一般没区别。可能在文学作品的作者遣词造句时，会有倾向性吧。

颜色的拓展形容词有很多，可以令口语表达变得丰富多彩具有个性：
黑乎乎 黑糊糊 黑漆漆 黑黝黝 黑油油 黑幽幽 黑蒙蒙 黑沉沉 黑压压 黑麻麻 黑不拉几 乌漆嘛黑……


----------



## 2PieRad

I'm not sure, but adding 糊糊 might suggest that one's view could be obstructed by this 黑 dark/black object/substance...模糊 - fuzzy, no? Hence why 糊糊 collocates well with 黑 and not so well with other colours, right?
白糊糊，黄糊糊，粉红糊糊


----------



## Baklovic

2PieRad said:


> I'm not sure, but adding 糊糊 might suggest that one's view could be obstructed by this 黑 dark/black object/substance...模糊 - fuzzy, no? Hence why 糊糊 collocates well with 黑 and not so well with other colours, right?
> 白糊糊，黄糊糊，粉红糊糊


This is interesting.

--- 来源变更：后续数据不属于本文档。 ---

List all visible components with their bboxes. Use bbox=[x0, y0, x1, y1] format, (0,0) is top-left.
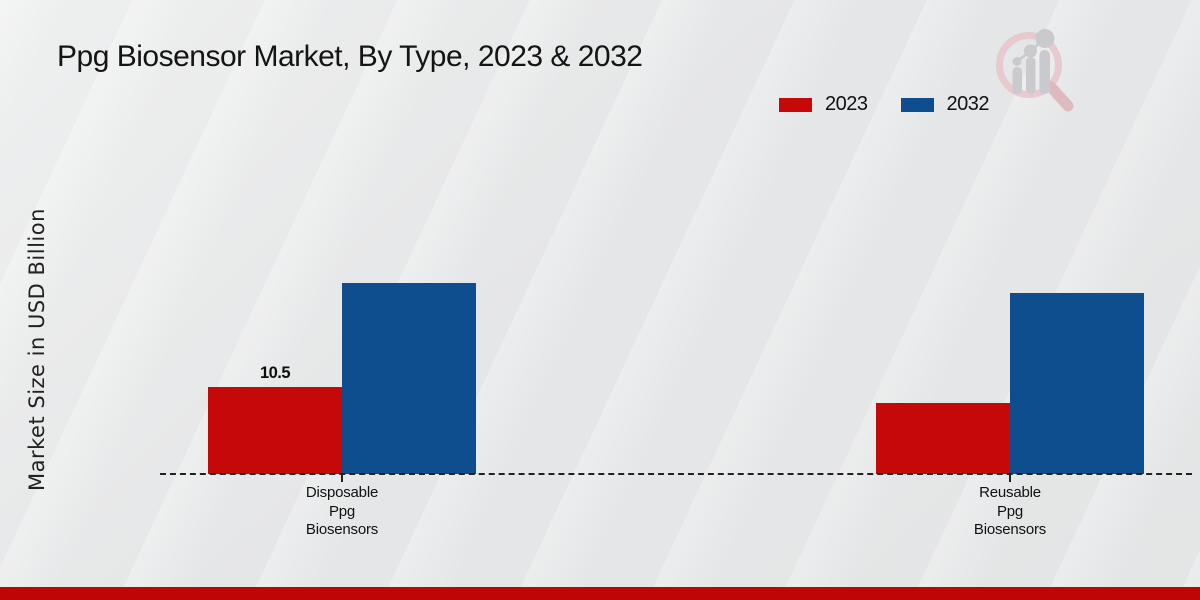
bar-value-label: 10.5 bbox=[259, 364, 291, 382]
footer-accent-bar bbox=[0, 587, 1200, 600]
chart-title: Ppg Biosensor Market, By Type, 2023 & 20… bbox=[57, 40, 643, 73]
bar-2023-reusable bbox=[876, 403, 1010, 474]
logo-dot-2 bbox=[1024, 44, 1037, 58]
legend-swatch-2032 bbox=[900, 97, 934, 112]
bar-2032-disposable bbox=[342, 283, 476, 474]
bar-2032-reusable bbox=[1010, 293, 1144, 474]
category-label: Disposable Ppg Biosensors bbox=[305, 484, 379, 538]
legend-item-2032: 2032 bbox=[900, 93, 990, 116]
logo-bar-1 bbox=[1012, 67, 1022, 94]
logo-dot-3 bbox=[1035, 29, 1055, 48]
x-axis-line bbox=[160, 473, 1192, 475]
magnifier-ring bbox=[996, 32, 1062, 98]
magnifier-handle bbox=[1045, 81, 1074, 112]
x-axis-tick bbox=[341, 475, 343, 482]
logo-bar-3 bbox=[1039, 50, 1050, 94]
legend-swatch-2023 bbox=[779, 97, 812, 112]
legend: 2023 2032 bbox=[779, 93, 989, 116]
legend-label-2032: 2032 bbox=[946, 93, 990, 115]
logo-dot-1 bbox=[1012, 57, 1022, 66]
x-axis-tick bbox=[1009, 475, 1011, 482]
legend-label-2023: 2023 bbox=[825, 93, 868, 115]
category-label: Reusable Ppg Biosensors bbox=[973, 484, 1047, 538]
magnifier-bar-chart-logo bbox=[996, 29, 1074, 112]
bar-2023-disposable bbox=[208, 387, 342, 474]
legend-item-2023: 2023 bbox=[779, 93, 868, 116]
logo-bar-2 bbox=[1026, 57, 1036, 94]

I think maybe because the color white means more of purity, clearness, meanwhile black can mean darkness and chaos, and fuzzy. 

But I'm not sure, guessing there might be some clues in Old Chinese, noticed that 黑糊糊 is not a common word in all dialects, like they have mentioned before, there are so many words for this color (for other colors too), so it could be traced back in very old time, maybe there were some root or affix for such words.


----------



## retrogradedwithwind

2PieRad said:


> 白糊糊，黄糊糊，粉红糊糊


百度一下，确实有人在用"白乎乎""蓝乎乎""黄糊糊"等词汇。其中，糊糊=乎乎，写法不同而已。表颜色的词都是单字，所以可以有"粉乎乎"的。

另外还有：辣乎乎、潮乎乎、急乎乎 etc. 

"乎乎"可能就是用于形容词词尾的一个词缀。


----------